In a bid to save “human civilisation” Weatherman authorises all of StormWatch for a kill mission… but even as Bendix’s true character and plans are revealed the poor suckers on the front line – and even their idealistic antagonists – discover amidst bloody, spectacular battle that the real enemy in the way of a global paradise is, always, human nature…

Following the apocalyptic events which wrapped up the first series ‘Terminal Zone’ (illustrated by Oscar Jimenez & Chuck Gibson) opens with new Weatherman Jackson King and the surviving team members going through their paces in a rather subversive public relations exercise before ‘Strange Weather’ (rendered by the mob-handed art-horde of Jimenez, Michael Ryan, Jason Gorder, Mark McKenna, Richard Friend, Eduardo Alpuente & Homage Studios) launches the new adventures as StormWatch metahumans raid a clandestine US facility illegally weaponising US troops and other lethal biological materials.
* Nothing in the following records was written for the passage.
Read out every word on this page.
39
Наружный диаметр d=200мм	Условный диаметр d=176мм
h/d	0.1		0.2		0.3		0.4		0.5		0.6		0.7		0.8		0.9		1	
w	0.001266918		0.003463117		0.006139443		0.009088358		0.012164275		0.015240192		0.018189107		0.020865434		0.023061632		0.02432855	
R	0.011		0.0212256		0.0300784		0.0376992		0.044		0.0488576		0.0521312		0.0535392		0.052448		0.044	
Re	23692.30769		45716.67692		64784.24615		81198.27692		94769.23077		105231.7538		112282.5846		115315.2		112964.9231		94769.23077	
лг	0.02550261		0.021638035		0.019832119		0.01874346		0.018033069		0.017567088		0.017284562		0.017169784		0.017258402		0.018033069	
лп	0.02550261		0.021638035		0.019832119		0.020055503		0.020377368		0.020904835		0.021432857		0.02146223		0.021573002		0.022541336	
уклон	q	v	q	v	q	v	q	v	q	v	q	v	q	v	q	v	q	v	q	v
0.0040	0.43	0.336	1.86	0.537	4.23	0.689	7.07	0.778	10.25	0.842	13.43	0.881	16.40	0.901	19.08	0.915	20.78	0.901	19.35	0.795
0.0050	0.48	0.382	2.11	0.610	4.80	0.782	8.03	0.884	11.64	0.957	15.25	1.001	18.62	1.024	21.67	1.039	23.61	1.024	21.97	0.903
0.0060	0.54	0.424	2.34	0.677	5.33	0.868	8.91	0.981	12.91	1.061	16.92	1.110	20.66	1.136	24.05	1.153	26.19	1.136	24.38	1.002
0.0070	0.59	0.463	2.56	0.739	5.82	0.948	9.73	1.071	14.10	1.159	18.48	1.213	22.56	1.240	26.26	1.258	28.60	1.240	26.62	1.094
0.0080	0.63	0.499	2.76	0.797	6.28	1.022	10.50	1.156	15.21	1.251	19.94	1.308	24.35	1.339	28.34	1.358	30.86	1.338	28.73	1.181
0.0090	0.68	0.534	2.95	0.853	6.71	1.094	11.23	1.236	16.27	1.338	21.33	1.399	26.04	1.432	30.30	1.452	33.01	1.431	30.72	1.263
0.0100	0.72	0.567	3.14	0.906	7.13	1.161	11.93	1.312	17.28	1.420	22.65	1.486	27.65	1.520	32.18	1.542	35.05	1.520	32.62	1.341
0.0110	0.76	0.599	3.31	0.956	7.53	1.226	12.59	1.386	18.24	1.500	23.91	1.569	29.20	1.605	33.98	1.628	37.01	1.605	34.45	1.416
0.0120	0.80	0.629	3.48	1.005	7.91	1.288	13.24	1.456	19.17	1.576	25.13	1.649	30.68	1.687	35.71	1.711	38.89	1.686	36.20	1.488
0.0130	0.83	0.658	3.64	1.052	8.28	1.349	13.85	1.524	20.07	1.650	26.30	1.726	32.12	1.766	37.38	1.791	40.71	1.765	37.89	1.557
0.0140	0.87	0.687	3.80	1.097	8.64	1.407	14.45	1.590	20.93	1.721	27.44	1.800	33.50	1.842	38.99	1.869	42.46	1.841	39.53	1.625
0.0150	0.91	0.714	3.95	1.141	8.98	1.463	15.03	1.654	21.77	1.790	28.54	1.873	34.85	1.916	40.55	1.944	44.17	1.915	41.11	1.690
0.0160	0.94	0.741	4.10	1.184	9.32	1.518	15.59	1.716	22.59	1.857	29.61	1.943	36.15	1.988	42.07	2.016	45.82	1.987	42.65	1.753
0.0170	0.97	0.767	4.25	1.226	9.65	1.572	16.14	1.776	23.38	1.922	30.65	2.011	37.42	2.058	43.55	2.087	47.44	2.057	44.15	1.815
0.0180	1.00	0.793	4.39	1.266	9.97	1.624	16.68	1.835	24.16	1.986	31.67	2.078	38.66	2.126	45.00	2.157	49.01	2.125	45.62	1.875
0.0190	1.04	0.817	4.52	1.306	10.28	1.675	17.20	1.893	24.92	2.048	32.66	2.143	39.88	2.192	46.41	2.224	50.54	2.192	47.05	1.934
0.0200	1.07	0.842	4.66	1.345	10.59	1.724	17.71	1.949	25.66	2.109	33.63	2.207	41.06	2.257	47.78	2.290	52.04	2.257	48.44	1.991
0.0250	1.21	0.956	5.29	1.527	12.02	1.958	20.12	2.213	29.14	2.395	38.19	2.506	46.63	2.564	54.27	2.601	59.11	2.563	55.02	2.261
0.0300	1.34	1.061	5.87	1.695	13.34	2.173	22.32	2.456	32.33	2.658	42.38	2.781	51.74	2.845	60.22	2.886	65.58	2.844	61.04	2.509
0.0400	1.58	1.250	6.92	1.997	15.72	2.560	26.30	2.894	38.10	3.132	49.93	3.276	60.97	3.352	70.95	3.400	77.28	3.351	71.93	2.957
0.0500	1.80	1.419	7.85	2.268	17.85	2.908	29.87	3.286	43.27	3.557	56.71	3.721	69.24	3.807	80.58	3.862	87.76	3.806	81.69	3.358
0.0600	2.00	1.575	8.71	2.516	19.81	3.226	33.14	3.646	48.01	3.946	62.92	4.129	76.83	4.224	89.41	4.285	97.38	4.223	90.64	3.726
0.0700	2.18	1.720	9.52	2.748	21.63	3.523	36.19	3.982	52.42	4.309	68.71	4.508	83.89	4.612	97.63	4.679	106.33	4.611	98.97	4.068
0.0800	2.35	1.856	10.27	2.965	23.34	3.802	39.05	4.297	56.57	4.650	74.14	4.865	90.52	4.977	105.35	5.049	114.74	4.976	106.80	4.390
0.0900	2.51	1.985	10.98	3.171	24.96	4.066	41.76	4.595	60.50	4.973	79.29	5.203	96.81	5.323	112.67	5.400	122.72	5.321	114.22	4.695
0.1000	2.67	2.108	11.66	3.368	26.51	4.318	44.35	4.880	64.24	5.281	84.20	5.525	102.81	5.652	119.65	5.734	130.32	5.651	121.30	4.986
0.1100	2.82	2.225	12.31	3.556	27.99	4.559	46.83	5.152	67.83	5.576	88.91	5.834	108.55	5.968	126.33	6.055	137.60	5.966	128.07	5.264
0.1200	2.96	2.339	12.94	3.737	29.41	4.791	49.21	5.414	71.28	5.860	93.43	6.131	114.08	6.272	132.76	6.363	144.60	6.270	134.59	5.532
It appears that America is willfully breaking UN Resolutions restricting the creation of super-soldiers; but is this the work of militant terrorists and disaffected renegades or does the chain of command reach higher – perhaps to the White House itself?

The team is soon hip-deep in DNA horrors and official hypocrisy when they infiltrate a sleepy Alabama town and the Federal government declares war on StormWatch…

Dark, scary and rabidly political, the tension and intrigue are ramped up to overload, but as always the hip and cynical message is leavened with spectacular action, mind-blowing big science thrills and magically vulgar humour.

Mixing tradition with iconoclastic irreverence this volume cleared the way and set the scene for the landmark step-change of The Authority and although certainly not to everybody’s taste, these perfect post-modern superhero sagas definitely deliver a blast of refreshing cool air for the jaded, world weary older fan.